In stark contrast, the Obama administration has opted to continue in large part the policy of the Bush administration in its contingency operations overseas; that is, capturing or killing those involved in acts of terrorism, be they preparatory (training camps) or final (setting off bombs in crowded marketplaces) by use of military force. American predator drones routinely end the careers of up-and-coming jihadists in countries such as Pakistan, Afghanistan, Iraq and, as we now know, Yemen. Those extremists who are captured are turned over to American military or intelligence officials for exhaustive interrogation and indefinite detention, whereby they are squeezed like a proverbial lemon for every drop of usable intelligence they can provide. There are no lawyers, and there is certainly no Fifth Amendment.

So what accounts for the radically disparate treatment of extremists unfortunate enough to be operating in Pakistan and extremists lucky enough to be caught in the act on American soil? Some argue that anyone, be they American citizens or foreign nationals, is protected by our Constitution as soon as they set foot in the United States. But that is a separate debate that misses the point entirely. When talking about foreign national, violent extremists apprehended on American soil, one has to ask themselves the fundamental question of whether they believe the United States is at war with terrorism.
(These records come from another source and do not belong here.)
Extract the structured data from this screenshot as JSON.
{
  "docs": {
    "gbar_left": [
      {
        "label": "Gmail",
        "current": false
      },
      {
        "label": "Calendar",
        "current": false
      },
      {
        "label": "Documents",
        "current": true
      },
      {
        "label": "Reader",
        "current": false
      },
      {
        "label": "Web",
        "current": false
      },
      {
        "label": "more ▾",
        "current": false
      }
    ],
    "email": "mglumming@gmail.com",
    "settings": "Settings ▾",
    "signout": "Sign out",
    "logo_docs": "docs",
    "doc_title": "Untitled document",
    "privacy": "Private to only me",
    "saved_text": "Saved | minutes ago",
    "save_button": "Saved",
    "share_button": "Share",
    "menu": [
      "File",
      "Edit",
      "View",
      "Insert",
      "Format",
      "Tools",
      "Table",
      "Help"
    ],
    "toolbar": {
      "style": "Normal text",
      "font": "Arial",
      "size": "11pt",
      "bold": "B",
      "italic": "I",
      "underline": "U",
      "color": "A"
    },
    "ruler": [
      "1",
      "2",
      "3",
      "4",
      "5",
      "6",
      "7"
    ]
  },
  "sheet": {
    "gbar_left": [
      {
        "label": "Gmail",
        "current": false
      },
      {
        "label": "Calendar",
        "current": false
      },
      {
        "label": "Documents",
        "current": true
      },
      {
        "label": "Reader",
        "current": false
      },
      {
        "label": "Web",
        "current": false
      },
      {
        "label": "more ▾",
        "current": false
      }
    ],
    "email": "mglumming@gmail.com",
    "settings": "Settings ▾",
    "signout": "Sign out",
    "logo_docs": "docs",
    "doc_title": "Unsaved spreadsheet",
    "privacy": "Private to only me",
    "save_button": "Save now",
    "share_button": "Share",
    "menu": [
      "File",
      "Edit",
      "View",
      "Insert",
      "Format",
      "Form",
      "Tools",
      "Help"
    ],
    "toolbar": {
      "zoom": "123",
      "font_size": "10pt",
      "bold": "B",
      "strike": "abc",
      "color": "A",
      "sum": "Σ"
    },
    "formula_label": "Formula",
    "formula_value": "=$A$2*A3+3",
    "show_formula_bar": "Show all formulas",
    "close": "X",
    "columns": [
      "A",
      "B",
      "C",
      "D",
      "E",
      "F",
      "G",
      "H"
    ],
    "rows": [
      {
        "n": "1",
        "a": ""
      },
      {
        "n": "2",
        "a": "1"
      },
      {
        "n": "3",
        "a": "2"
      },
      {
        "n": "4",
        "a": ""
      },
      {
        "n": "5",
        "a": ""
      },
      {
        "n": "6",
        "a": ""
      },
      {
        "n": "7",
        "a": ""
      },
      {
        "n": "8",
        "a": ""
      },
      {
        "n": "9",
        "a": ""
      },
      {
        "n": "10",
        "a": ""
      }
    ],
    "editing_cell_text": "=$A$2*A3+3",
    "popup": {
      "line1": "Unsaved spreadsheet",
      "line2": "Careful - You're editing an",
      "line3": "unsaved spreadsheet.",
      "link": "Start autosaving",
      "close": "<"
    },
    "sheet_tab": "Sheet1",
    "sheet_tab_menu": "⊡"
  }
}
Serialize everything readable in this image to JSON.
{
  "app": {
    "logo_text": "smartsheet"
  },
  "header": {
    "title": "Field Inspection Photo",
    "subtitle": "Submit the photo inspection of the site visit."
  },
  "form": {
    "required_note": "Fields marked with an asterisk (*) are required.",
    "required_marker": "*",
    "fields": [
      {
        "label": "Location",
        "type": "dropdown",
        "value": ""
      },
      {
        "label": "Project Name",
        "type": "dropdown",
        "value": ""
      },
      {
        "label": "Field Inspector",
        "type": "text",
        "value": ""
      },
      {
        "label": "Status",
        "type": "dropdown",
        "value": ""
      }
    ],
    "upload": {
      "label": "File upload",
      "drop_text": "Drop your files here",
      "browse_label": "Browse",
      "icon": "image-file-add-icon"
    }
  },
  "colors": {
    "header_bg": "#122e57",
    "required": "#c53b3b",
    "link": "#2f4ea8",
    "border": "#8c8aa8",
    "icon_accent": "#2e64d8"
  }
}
If the answer is yes, then not only American but international legal precedent is clear: it allows for the military detention of these individuals, as they have clearly violated the terms of the Geneva Convention by targeting civilians and waging war out of uniform. If we choose to extend non-US citizens apprehended in the United States for acts of terrorism Constitutional protections, we are granting them a frivolous privilege, not a fundamental right.

The bottom line is that the administration needs to choose whether it treats terrorism as a law enforcement issue or a national security issue. It cannot, unfortunately, have it both ways. The United States must be consistent in its battle with violent extremism, not conducting military detentions overseas and civilian trials in the US. The current system is illogical and unsustainable, and it betrays President Obama’s discomfort with having to deal with the issue at all.